FishPass or Parkland? Traverse City Resident Fights Project
“This is Round 3 of a 15-Round fight and I look forward to every round.” - Rick Buckhalter
The Traverse City man suing the City to stop the FishPass project says he feels like he scored a victory after a judge put the project on hold.
Construction on FishPass was supposed to start Monday. But it’s not happening – at least for now.
Back in December the court denied Rick Buckhalter’s motion for a preliminary injunction to halt the project – but the court took the issue up again last Friday. This time Judge Thomas Power expressed concern that there may be misrepresentations about the FishPass effort, and he wants more information. It came after trees that were supposed to be saved, now appear to be marked for removal.
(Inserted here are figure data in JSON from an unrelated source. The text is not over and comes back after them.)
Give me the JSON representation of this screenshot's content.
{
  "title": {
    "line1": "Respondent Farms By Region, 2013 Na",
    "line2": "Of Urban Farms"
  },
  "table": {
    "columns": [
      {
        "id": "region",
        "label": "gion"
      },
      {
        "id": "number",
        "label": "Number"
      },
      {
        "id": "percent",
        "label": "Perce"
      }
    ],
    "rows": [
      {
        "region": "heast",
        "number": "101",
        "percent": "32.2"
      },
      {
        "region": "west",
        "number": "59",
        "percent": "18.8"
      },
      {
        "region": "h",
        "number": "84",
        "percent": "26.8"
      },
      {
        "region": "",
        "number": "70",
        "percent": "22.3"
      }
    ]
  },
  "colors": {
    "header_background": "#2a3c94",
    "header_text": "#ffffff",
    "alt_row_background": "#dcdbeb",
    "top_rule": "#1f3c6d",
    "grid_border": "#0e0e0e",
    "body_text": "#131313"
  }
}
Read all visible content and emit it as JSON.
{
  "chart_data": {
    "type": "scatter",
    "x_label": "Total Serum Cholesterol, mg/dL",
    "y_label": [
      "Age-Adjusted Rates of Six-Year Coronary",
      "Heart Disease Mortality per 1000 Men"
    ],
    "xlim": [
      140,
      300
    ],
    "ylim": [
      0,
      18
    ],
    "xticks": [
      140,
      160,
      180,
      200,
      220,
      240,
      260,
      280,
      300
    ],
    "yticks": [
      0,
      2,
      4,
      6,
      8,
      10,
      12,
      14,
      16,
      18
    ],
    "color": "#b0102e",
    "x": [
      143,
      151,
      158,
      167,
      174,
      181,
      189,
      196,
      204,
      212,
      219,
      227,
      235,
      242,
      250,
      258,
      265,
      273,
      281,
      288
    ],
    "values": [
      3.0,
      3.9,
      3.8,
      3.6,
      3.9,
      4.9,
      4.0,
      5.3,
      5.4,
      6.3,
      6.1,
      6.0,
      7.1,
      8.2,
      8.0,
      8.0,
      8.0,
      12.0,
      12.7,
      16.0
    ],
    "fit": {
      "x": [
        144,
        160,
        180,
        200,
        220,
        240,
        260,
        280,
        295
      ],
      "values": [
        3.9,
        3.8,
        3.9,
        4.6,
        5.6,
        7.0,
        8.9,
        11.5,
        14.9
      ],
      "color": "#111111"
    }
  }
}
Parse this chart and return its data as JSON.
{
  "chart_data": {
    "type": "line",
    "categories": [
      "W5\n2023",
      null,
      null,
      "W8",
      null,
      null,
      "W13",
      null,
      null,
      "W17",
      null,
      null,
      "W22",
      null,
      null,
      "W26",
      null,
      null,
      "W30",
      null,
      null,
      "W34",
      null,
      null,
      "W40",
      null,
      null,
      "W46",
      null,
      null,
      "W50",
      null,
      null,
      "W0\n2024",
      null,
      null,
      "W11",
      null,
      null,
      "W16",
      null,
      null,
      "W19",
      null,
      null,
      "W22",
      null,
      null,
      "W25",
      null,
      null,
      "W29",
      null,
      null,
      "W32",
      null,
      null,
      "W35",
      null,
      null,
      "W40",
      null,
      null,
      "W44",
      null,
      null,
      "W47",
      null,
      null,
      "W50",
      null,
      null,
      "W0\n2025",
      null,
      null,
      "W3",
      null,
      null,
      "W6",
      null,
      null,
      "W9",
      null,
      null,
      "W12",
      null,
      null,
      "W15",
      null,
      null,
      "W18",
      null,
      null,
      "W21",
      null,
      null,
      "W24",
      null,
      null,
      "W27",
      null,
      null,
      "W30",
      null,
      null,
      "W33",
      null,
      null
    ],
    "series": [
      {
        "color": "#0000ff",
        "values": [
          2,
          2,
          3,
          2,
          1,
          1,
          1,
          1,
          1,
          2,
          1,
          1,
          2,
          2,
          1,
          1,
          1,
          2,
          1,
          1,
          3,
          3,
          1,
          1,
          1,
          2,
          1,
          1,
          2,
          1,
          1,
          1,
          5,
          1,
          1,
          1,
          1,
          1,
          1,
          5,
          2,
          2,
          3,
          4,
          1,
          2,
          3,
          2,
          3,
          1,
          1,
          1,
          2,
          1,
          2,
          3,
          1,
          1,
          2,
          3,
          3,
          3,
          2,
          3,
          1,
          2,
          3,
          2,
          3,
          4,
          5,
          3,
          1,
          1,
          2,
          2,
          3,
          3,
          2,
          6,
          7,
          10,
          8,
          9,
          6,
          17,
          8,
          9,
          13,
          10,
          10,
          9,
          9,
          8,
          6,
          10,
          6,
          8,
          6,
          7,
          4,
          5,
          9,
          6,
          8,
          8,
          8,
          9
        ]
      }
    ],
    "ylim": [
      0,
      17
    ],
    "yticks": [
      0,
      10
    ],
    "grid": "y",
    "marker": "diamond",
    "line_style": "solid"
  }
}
And Friday’s ruling may not have happened, if Traverse City resident and former County Commissioner Tom Mair hadn’t noticed the trees were spray-painted last Wednesday. He notified the court. “We’ve got an injunction to prevent anything from happening… so we’re safe for the time being. “
FishPass is designed to replace the Union Street Dam and protect native fish, while keeping out any invasive species. It’s a roughly $20 (M) dollar project, which includes federal dollars and grant funding. The city has been working with the Great Lakes Fisheries Commission for years to make it happen. The City already held a virtual groundbreaking in October to mark the unofficial start of construction.
Mair says removing trees that may be over 100 years old, to replace them with steel pilings to re-enforce the riverbank, doesn’t make any sense. “What the city has done is marked all the trees to be cut. That’s what’s holding the bank from erosion. That’s why there is a bank, because the trees and roots of the trees hold the bank in place.” He, too, says Friday’s injunction is good news. “It saves everything. We saved 63 trees from end of life. They’re still here and they should stay here.”
Buckhalter adds, “This is one of the most important parks in the city. It’s a neighborhood park. It’s where neighborhood boys have their Huckleberry Finn moment. I’m not doing it so much for myself but I remember what it’s like to play around as a kid and have a special place like this.”
The ultimate goal, Buckhalter says, is to see this issue put to a vote of city residents. He says the area is city parkland, and the city charter calls for a vote before disposing of parkland – which is what Buckhalter feels is being done with FishPass.
“We had planned on doing a referendum last June. The Governor had the no-contact order and we couldn’t get signatures. I had made inquiries to the City and the State. When the City took the action to allow the Corps of Engineers to enter the property and build it, that was the trigger we needed to do the referendum. But we couldn’t because the Governor extended the order. This should have been on the ballot in November but we couldn’t. We had to go to court because there was no other way.”
The City Manager tells 9&10 News that the City Attorney will be filing a new communication with the court with additional information. So far there has been no other comment from the City.
It’s not clear yet when the case will be back in court, but a trial date on Buckhalter’s suit is set for May. It’s likely the parties will revisit the issue before then.